Nos interlocuteurs n’adhèrent pas d’emblée à cette idée véhiculée un peu partout, que plus rien ne sera comme avant. «Honnêtement, moi, je n’y crois pas, soutient Guy Langevin. C’est sûr que pour un bout de temps encore, il faut penser autrement et se servir des moyens qu’on a pour faire les choses d’une autre façon mais une certaine normalité va revenir. Les moneymakers qui étaient là avant seront toujours là après la crise. Et, du moins je le souhaite, on va de nouveau se prendre dans nos bras. J’espère seulement qu’on n’oubliera pas trop rapidement certaines des précieuses leçons qui s’imposent.»

«Ça veut dire quoi, ‘‘rien ne sera jamais comme avant’’»? se demande Fabiola Toupin. J’ai de la difficulté à saisir cette réflexion-là, est-ce à dire qu’on ne sera plus capable d’être près les uns des autres comme on l’était?
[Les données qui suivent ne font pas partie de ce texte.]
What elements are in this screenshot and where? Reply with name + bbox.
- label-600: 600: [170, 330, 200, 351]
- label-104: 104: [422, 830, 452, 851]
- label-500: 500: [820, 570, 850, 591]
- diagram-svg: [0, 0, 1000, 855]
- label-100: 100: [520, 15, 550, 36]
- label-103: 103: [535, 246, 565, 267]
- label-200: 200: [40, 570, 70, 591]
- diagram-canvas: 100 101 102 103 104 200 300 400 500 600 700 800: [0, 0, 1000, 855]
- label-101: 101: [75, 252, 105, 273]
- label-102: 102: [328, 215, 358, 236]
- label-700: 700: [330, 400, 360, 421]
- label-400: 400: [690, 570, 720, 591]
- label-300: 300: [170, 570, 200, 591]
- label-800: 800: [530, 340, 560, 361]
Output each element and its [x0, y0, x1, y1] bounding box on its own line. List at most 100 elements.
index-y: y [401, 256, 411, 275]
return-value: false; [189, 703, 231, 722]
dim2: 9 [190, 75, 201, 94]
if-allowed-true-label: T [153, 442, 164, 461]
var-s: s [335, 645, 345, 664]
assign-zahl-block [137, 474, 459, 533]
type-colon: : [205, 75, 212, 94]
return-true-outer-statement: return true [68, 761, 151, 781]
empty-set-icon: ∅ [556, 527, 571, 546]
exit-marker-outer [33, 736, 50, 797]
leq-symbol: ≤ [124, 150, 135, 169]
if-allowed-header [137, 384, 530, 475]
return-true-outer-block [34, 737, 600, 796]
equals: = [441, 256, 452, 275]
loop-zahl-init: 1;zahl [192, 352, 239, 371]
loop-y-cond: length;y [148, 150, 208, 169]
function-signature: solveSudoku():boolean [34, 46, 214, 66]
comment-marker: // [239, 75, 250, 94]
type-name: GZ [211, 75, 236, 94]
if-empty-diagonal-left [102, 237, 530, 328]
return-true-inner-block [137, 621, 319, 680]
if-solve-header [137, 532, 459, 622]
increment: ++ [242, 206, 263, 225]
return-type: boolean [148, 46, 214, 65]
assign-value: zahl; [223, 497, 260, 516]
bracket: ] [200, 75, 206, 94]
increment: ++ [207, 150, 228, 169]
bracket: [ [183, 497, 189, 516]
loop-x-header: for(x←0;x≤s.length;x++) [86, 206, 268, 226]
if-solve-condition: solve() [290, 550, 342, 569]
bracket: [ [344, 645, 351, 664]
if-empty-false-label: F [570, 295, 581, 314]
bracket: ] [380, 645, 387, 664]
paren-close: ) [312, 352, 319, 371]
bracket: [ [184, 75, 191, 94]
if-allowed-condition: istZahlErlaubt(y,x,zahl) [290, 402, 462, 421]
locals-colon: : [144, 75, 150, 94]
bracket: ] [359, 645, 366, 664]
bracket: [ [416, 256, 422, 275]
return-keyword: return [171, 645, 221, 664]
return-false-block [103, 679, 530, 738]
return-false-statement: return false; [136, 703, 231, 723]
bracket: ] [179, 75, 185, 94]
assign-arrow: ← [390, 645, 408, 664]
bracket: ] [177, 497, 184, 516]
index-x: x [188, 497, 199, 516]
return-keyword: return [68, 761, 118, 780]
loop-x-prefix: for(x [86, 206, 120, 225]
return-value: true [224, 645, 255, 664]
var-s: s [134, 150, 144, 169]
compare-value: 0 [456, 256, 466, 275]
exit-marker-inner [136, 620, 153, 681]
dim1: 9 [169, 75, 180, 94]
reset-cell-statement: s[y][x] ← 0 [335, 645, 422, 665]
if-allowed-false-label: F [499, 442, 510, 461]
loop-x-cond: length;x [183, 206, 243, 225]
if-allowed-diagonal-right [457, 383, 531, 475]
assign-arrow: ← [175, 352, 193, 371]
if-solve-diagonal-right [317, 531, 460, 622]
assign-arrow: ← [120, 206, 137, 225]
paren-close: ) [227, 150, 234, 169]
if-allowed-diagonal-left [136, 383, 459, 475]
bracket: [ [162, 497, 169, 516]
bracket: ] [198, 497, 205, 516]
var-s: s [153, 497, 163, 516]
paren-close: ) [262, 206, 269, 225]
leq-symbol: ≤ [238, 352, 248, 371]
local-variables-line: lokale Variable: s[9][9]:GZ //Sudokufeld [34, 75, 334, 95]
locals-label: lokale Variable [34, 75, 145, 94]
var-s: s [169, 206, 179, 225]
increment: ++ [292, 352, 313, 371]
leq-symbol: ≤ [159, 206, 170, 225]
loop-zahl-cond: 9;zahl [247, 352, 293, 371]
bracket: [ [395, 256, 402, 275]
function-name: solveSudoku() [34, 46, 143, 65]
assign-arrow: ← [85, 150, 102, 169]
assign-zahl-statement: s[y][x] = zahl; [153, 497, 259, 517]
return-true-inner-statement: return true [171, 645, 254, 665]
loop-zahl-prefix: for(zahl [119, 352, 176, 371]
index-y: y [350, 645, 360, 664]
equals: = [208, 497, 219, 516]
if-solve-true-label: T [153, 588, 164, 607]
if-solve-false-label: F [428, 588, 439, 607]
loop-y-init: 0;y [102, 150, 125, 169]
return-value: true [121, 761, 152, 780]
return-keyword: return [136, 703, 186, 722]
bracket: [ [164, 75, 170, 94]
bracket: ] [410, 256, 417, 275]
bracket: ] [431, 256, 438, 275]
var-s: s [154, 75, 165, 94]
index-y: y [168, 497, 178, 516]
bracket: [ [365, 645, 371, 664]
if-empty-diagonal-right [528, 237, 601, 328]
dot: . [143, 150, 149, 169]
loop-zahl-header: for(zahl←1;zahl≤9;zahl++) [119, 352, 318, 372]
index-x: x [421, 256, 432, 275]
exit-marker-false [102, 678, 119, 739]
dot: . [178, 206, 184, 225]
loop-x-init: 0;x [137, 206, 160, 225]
Je pense au contraire que ça va revenir très rapidement et que le jour où on va nous dire que c’est possible, les gens vont aller en masse dans les salles de cinéma, dans les cafés, dans les salles de spectacles.» 


« J’ai certainement espoir qu’on va retrouver une façon d’être en contact avec les arts comme on la connaissait avant la crise. »
Fabiola Toupin

Tous s’entendent sur le fait que la durée de cette crise sera un facteur déterminant sur ses conséquences. «Si ça dure pendant un an, on va trouver le moyen de s’arranger, constate Guy Langevin, mais si c’est plus long, ça va être nettement plus difficile de retrouver nos repères.»

Ariane Gélinas estime aussi que la durée de la crise devient un élément prépondérant. «Si je n’ai pas de Salon du livre ou de rencontres avec les lecteurs pendant un an ou plus, ça devient une très longue et coûteuse période pendant laquelle je n’ai pas la possibilité de faire vivre mes livres auprès du public. L’impact sur la diffusion de l’œuvre sera important.»

«Les artistes ne sont pas tous dans le même bateau mais nous affrontons tous la même tempête, rajoute la chanteuse. Personnellement, je ne suis pas découragée par ce que je vois si ce n’est l’aspect de la dévalorisation des contenus qui sont diffusés en ligne. La crise est un vecteur de changement et on ne peut pas y être complètement rébarbatif. Il faut savoir s’adapter sans perdre l’essentiel.»

«La crise nous ramène à la base qui n’est pas tant l’argent que la démarche de création, dit pour sa part Alexandre Dostie. Le public ne nous est jamais acquis mais il appartient à chaque artiste de continuer de créer. Je pense que j’aurai toujours la possibilité de raconter mes histoires mais il me faudra trouver les façons de les diffuser.»

«Ma liberté de créer n’est pas affectée par la pandémie, conclut Fabiola Toupin, mais je conserve en moi le désir profond et bien vivant de partager mon art avec le public.»

En souhaitant que ce soit le plus rapidement possible, évidemment.